On a balmy locale straight out of KEY LARGO style Film Noir, Brian Kelly, best known as the two young boys' dad on TV's FLIPPER, ironically runs a boat charter business, and his ex wife and daughter just happen to show up for a visit while, right inside the only hotel, a hit man's being paid by slick Latin beauty Miriam Colin, whose family suffered the wrath of a former dictator from a Cuba-like country, and he's exiled on a nearby, heavily guarded island... you can call it THUNDER ISLAND although the 11th hour bursts of rushed gunfire would hardly be mistaken for cinematic lightning...
Filmed in black and white within a sparse, pulpy aesthetic skipping from land to sea, the hit man is played with slow burn, stone-walled ease by former dancer and CRIME WAVE protagonist Gene Nelson...
But he's thwarted by a few annoying devices. The grating-voiced horrible acting daughter of Brian Kelly and ex-wife in former AL CAPONE girlfriend and future GODFATHER II Hyman Roth betrothed, Fay Spain, blocks the killshot before her charter captain dad... distraction number two... shows up; a mere afterthought despite his initial potential as a TO HAVE AND HAVE NOT Bogart type, and who'd already been forced to hand his vessel over to the killer.
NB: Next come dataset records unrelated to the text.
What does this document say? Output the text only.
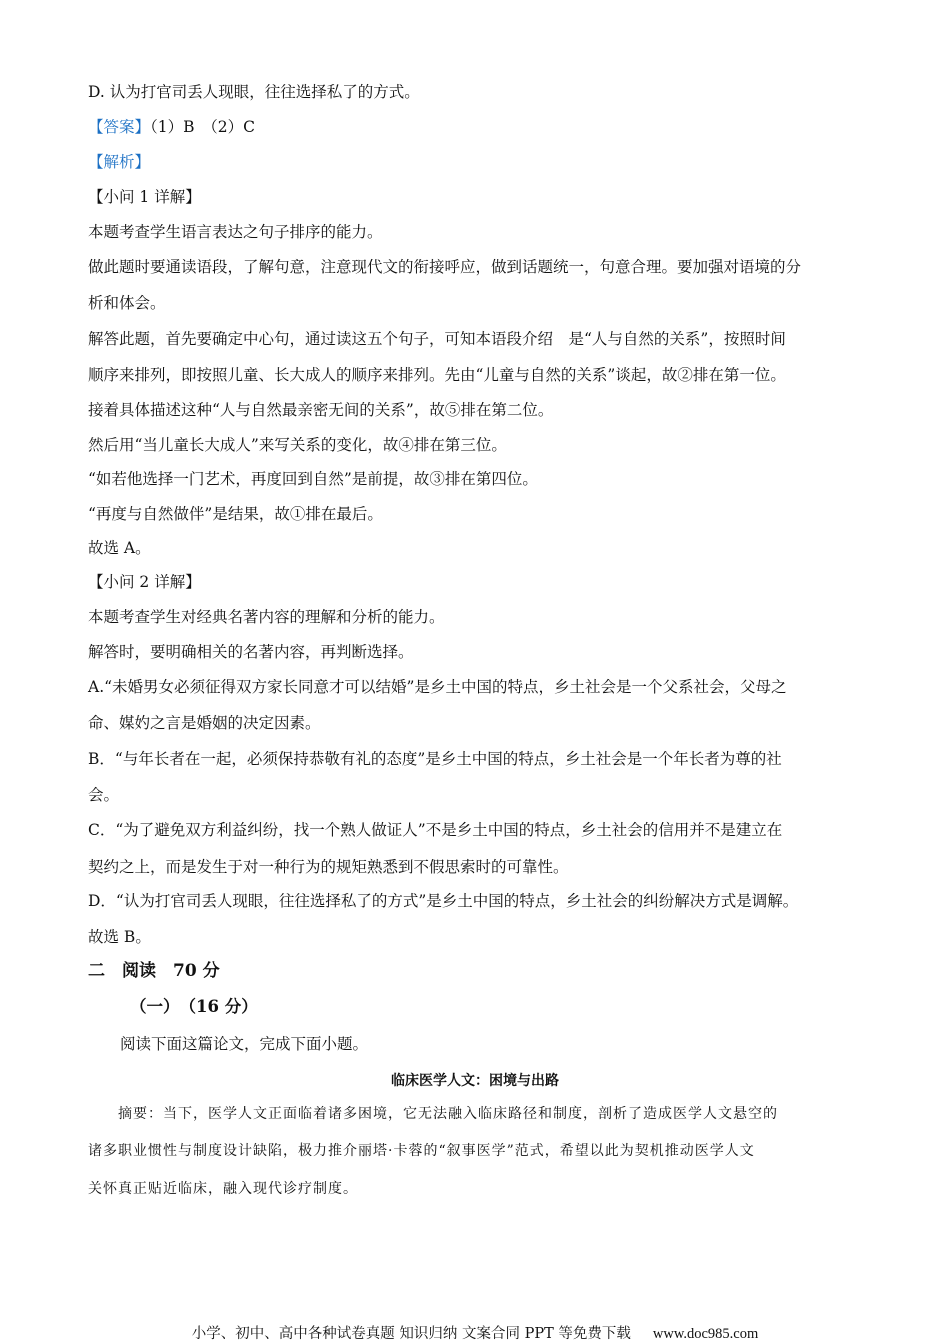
D. 认为打官司丢人现眼，往往选择私了的方式。
【答案】（1）B　（2）C
【解析】
【小问 1 详解】
本题考查学生语言表达之句子排序的能力。
做此题时要通读语段，了解句意，注意现代文的衔接呼应，做到话题统一，句意合理。要加强对语境的分
析和体会。
解答此题，首先要确定中心句，通过读这五个句子，可知本语段介绍　是“人与自然的关系”，按照时间
顺序来排列，即按照儿童、长大成人的顺序来排列。先由“儿童与自然的关系”谈起，故②排在第一位。
接着具体描述这种“人与自然最亲密无间的关系”，故⑤排在第二位。
然后用“当儿童长大成人”来写关系的变化，故④排在第三位。
“如若他选择一门艺术，再度回到自然”是前提，故③排在第四位。
“再度与自然做伴”是结果，故①排在最后。
故选 A。
【小问 2 详解】
本题考查学生对经典名著内容的理解和分析的能力。
解答时，要明确相关的名著内容，再判断选择。
A.“未婚男女必须征得双方家长同意才可以结婚”是乡土中国的特点，乡土社会是一个父系社会，父母之
命、媒妁之言是婚姻的决定因素。
B．“与年长者在一起，必须保持恭敬有礼的态度”是乡土中国的特点，乡土社会是一个年长者为尊的社
会。
C．“为了避免双方利益纠纷，找一个熟人做证人”不是乡土中国的特点，乡土社会的信用并不是建立在
契约之上，而是发生于对一种行为的规矩熟悉到不假思索时的可靠性。
D．“认为打官司丢人现眼，往往选择私了的方式”是乡土中国的特点，乡土社会的纠纷解决方式是调解。
故选 B。
二　阅读　70 分
（一）　（16 分）
阅读下面这篇论文，完成下面小题。
临床医学人文：困境与出路
摘要：当下，医学人文正面临着诸多困境，它无法融入临床路径和制度，剖析了造成医学人文悬空的
诸多职业惯性与制度设计缺陷，极力推介丽塔·卡蓉的“叙事医学”范式，希望以此为契机推动医学人文
关怀真正贴近临床，融入现代诊疗制度。
小学、初中、高中各种试卷真题 知识归纳 文案合同 PPT 等免费下载 www.doc985.com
Backing up a bit with some interesting Brian Kelly trivia: He was a tall and muscular, handsome lug who, after a severe injury riding a borrowed motorcycle, and no longer able to be cast as a tall and muscular, handsome lug, talked a secluded, temperamental and, up to that point, completely reluctant science-fiction author Philip K. Dick into selling the rights to his novel, DO ANDROIDS DREAM OF ELECTRIC SHEEP? That's right... Without Flipper's father, Ridley Scott's dystopian future neo noir, BLADE RUNNER, wouldn't exist at all...
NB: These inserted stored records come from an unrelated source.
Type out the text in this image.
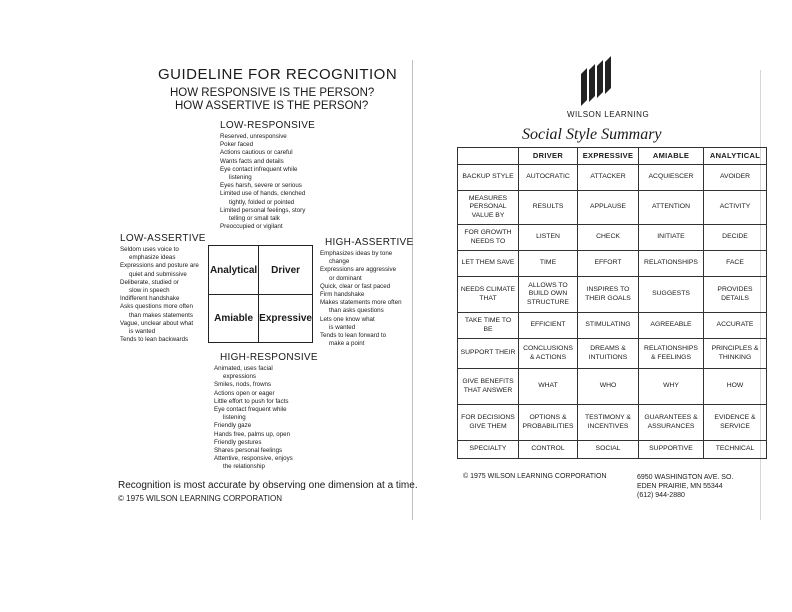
GUIDELINE FOR RECOGNITION
HOW RESPONSIVE IS THE PERSON?
HOW ASSERTIVE IS THE PERSON?
LOW-RESPONSIVE
Reserved, unresponsive
Poker faced
Actions cautious or careful
Wants facts and details
Eye contact infrequent while
listening
Eyes harsh, severe or serious
Limited use of hands, clenched
tightly, folded or pointed
Limited personal feelings, story
telling or small talk
Preoccupied or vigilant
LOW-ASSERTIVE
Seldom uses voice to
emphasize ideas
Expressions and posture are
quiet and submissive
Deliberate, studied or
slow in speech
Indifferent handshake
Asks questions more often
than makes statements
Vague, unclear about what
is wanted
Tends to lean backwards
HIGH-ASSERTIVE
Emphasizes ideas by tone
change
Expressions are aggressive
or dominant
Quick, clear or fast paced
Firm handshake
Makes statements more often
than asks questions
Lets one know what
is wanted
Tends to lean forward to
make a point
Analytical	Driver
Amiable Expressive
HIGH-RESPONSIVE
Animated, uses facial
expressions
Smiles, nods, frowns
Actions open or eager
Little effort to push for facts
Eye contact frequent while
listening
Friendly gaze
Hands free, palms up, open
Friendly gestures
Shares personal feelings
Attentive, responsive, enjoys
the relationship
Recognition is most accurate by observing one dimension at a time.
© 1975 WILSON LEARNING CORPORATION
WILSON LEARNING
Social Style Summary
	DRIVER	EXPRESSIVE	AMIABLE	ANALYTICAL
BACKUP STYLE	AUTOCRATIC	ATTACKER	ACQUIESCER	AVOIDER
MEASURES PERSONAL VALUE BY	RESULTS	APPLAUSE	ATTENTION	ACTIVITY
FOR GROWTH NEEDS TO	LISTEN	CHECK	INITIATE	DECIDE
LET THEM SAVE	TIME	EFFORT	RELATIONSHIPS	FACE
NEEDS CLIMATE THAT	ALLOWS TO BUILD OWN STRUCTURE	INSPIRES TO THEIR GOALS	SUGGESTS	PROVIDES DETAILS
TAKE TIME TO BE	EFFICIENT	STIMULATING	AGREEABLE	ACCURATE
SUPPORT THEIR	CONCLUSIONS & ACTIONS	DREAMS & INTUITIONS	RELATIONSHIPS & FEELINGS	PRINCIPLES & THINKING
GIVE BENEFITS THAT ANSWER	WHAT	WHO	WHY	HOW
FOR DECISIONS GIVE THEM	OPTIONS & PROBABILITIES	TESTIMONY & INCENTIVES	GUARANTEES & ASSURANCES	EVIDENCE & SERVICE
SPECIALTY	CONTROL	SOCIAL	SUPPORTIVE	TECHNICAL
© 1975 WILSON LEARNING CORPORATION	6950 WASHINGTON AVE. SO.
EDEN PRAIRIE, MN 55344
(612) 944-2880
But a decade before sealing that legendary deal, the young actor's bills were being paid, portraying a useless hero who is absolutely no logical match for, and a complete bulwark to, Gene Nelson...
Not only does he look the part of a cold-blooded, slithering assassin, but he uses his dance skills to goat-leap around the craggy island exterior (replete with wild yet caged zoo animals) as his character alone attempts making this clunky misfire an action vehicle that almost was, and nearly could've been - something pretty good... Sound familiar? Well, either way, THUNDER ISLAND does exist comfortable within the predictable confides of its own safe mediocrity.